The week opened with shouts and howls about the acquittal of Ehud Olmert, and ended with the fall of Israel mega-coalition as Shaul Mofaz took his Kadima party into opposition. Our columnists took the Olmert verdict in stride, as revealed in articles by Liat Collins, Susan H. Rolef, Isi Leibler and Yitzhak Klein. As Klein writes, “the Olmert case merely underscores the steady erosion of public confidence in Israel’s law enforcement system.”
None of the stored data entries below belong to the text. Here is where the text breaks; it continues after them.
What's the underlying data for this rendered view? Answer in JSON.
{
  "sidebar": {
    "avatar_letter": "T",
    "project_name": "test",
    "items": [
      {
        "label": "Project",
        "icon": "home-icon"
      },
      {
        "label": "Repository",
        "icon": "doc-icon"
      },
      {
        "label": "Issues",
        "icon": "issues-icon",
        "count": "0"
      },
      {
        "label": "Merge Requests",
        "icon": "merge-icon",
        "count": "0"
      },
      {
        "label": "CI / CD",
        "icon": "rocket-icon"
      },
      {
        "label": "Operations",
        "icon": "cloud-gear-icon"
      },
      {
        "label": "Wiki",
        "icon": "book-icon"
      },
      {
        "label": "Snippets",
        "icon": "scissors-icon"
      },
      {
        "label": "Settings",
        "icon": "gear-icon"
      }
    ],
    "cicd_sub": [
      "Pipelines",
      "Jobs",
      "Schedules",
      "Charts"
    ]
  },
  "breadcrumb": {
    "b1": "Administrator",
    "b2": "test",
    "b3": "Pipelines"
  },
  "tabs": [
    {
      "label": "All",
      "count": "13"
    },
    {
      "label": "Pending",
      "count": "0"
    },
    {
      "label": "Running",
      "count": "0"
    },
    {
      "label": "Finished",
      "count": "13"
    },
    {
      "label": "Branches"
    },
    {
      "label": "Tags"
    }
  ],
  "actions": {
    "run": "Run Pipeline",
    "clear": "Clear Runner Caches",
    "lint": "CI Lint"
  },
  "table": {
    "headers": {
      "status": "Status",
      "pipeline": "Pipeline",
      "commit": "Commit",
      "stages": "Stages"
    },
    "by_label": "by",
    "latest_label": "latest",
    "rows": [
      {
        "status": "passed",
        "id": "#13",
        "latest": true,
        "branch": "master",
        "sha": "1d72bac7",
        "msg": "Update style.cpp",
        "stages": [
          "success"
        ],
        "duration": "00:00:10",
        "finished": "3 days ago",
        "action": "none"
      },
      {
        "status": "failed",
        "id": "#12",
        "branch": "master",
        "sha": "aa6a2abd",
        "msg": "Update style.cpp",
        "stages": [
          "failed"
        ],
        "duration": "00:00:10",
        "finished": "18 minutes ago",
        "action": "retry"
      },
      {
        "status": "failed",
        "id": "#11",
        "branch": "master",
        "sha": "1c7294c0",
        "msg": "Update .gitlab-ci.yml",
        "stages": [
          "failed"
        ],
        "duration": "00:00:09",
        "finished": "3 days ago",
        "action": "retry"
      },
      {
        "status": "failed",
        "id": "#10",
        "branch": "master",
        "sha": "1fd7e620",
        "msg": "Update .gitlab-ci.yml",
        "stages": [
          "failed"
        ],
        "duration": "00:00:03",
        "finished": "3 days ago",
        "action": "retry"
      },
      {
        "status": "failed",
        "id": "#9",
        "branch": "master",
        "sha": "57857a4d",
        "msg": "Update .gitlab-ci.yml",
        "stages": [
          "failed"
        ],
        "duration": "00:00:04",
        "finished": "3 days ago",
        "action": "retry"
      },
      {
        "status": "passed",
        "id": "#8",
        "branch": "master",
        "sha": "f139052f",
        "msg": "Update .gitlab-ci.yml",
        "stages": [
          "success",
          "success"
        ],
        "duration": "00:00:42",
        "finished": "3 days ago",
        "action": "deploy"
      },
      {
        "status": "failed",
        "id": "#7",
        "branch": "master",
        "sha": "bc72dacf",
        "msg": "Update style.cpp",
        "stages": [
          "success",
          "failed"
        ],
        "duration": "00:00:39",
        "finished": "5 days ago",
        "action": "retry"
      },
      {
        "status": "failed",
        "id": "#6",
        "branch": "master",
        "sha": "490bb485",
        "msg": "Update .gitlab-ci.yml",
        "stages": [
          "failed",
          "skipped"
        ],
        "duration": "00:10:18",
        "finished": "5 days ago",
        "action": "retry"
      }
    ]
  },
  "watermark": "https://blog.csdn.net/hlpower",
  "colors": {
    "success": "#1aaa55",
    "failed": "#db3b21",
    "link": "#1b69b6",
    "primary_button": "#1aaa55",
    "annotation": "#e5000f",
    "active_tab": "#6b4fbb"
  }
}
Conscription, one of the central issues that scuttled the coalition, was also a hot topic. Anet Haskia, an Israel-Arab woman from northern Israel wrote about her three children that have served the country and advocated that the Arab community serve equally. Rabbi Shalom Hammer also wrote an op-ed arguing about the importance that the national religious community has in Israeli society, especially in terms of its commitment to doing their duty in the IDF. But questions of service are not all that weighs on the public. Columnist David Newman passionately argued that despite the Levy Report’s claim that the settlements might be legal, the occupation must end. Josh Hasten, who lives in the West Bank, asked whether the Palestinian security forces could be trusted to keep their guns aimed in the right direction.

Several interesting articles, one by the President of Bar-Ilan University, Moshe Kaveh and another by venture capital expert Yoel Haron, also graced the pages of the opinion section this week and are well worth a read. As the week drew to a close a number of Assad’s closest advisers were killed in a bombing and five Israelis (as well as one Bulgarian) were murdered on a bus in Bulgaria. The hands of Iran are seen in the Bulgarian attack. Thus Environment Minister Gilad Erdan’s op-ed was quite prescient in condemning Iran’s genocidal ambitions. At the same time Alon Ben-Meir was also forthright in writing on Thursday that there can be no reconciliation with the “butcher in Damascus.” Sherri and Seth Mandell demanded in their op-ed that Israeli victims of terror be given a voice at international conferences on victims of terror.

One hopes, in the wake of yet another attack on Jews abroad, falling on the anniversary not only of the roundup of French Jews in the Holocaust but also the bombing in Argentina in 1994, that the suffering of innocent Jewish victims will be recognized abroad. Judging by the coverage in some major media, labeling the attack in Bulgaria “revenge” or ascribing it to a “war” between Iran and Israel, it seems the victims will once again be forgotten, tragically.